You’ll love these easy to make zippy Lemon Poppy Seed Pancake Muffins. These individual baked pancakes are incredibly light and fluffy, and you don’t have to stand over the stove cooking and flipping them, so they make for a perfect lazy day breakfast!
In a small bowl combine sugar and lemon zest, and rub together with your fingers until sugar is fragrant and light yellow. Set aside.
In a large bowl, whisk together the dry ingredients: flour, baking powder, baking soda, and salt. Stir in the lemon sugar. Set aside.

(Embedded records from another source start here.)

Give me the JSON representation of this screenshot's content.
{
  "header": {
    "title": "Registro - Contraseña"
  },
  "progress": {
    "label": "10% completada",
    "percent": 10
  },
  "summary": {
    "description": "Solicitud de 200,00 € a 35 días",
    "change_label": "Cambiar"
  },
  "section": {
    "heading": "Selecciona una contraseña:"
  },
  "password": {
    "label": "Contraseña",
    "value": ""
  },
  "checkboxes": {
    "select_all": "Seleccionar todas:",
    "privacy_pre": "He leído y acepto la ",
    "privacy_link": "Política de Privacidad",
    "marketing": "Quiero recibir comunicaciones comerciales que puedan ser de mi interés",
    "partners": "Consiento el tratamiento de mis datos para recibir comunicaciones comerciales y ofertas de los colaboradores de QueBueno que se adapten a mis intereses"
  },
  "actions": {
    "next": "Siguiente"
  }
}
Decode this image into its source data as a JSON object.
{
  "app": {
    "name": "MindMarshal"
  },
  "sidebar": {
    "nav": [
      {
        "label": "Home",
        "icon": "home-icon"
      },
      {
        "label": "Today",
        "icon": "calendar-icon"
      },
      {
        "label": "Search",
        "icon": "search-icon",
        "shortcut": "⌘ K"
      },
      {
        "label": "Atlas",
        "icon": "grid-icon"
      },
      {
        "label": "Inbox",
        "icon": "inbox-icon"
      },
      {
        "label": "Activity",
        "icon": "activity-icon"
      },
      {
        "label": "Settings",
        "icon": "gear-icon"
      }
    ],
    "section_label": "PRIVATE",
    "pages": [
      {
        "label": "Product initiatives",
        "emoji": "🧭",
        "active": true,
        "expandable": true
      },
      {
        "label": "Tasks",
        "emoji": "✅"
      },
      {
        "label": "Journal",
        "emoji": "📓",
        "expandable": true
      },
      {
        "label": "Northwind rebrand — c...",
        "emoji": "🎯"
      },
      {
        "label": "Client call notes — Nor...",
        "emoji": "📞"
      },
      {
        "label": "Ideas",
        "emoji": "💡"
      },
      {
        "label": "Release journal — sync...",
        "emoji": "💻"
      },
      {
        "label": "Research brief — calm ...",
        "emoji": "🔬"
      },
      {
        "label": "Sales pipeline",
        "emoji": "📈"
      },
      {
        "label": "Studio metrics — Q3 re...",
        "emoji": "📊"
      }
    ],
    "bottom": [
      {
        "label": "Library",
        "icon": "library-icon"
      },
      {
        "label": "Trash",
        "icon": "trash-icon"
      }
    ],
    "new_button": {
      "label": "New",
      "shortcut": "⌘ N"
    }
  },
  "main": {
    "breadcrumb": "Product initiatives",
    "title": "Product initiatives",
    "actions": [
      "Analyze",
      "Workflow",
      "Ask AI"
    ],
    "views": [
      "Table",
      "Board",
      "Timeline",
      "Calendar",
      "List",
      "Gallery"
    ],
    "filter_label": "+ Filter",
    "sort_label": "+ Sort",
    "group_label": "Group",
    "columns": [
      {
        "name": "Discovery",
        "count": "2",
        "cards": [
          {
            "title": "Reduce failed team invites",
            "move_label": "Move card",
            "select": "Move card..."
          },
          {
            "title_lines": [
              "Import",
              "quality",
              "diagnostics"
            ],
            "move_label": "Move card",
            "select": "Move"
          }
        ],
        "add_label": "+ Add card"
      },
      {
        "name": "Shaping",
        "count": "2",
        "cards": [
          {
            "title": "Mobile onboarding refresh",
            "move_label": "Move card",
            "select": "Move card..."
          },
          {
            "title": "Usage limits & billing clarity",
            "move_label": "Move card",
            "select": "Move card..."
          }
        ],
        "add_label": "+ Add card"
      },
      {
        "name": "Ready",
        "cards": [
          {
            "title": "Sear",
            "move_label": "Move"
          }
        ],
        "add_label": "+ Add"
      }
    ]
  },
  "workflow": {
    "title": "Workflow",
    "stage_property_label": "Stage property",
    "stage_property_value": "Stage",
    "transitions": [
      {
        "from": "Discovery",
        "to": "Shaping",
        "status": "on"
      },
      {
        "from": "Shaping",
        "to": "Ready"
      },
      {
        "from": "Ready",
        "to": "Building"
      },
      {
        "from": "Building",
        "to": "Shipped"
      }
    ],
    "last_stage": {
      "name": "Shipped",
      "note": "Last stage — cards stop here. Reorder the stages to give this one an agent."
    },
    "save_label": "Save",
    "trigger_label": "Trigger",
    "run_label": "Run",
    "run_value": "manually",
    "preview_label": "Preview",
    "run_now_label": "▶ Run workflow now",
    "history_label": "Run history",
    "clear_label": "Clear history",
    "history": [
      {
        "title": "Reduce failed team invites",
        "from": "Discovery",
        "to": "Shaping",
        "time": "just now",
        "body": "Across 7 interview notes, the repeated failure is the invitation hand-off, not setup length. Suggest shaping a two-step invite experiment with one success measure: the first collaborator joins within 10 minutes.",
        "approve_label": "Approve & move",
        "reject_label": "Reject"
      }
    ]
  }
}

In a separate medium bowl, whisk together buttermilk, eggs, vanilla, lemon juice, and melted butter. Pour the wet ingredients all at once into the dry ingredients. Add the poppy seeds and stir until just combined, it’s all right if there are still a few lumps in the batter. Let the batter rest for 10 minutes.
Butter the inside of a regular mini muffin pan, or if you’re using a silicone mini muffin pan, there’s no need to butter the pan. Fill the cups about ¾ full with batter, and place the filled pans on a flat cookie sheet (to make them easier to move in and out of the oven), and into the preheated oven. Bake until golden brown, and muffins spring back when touched, about 15-25 minutes.
While the muffins bake, make the icing. Combine icing ingredients (powdered sugar, butter, and lemon juice) in a medium bowl and mix well.
Gently run a knife around the outside of the baked muffins to loosen them from the pan.
Serve muffin pancakes with softened butter and maple syrup or drizzled with lemon icing as desired.
Notes
Serve muffin pancakes with softened butter and maple syrup or drizzled with lemon icing as desired. Makes about 48 mini muffins, I like about 6 mini muffins for a serving with some scrambled eggs for breakfast.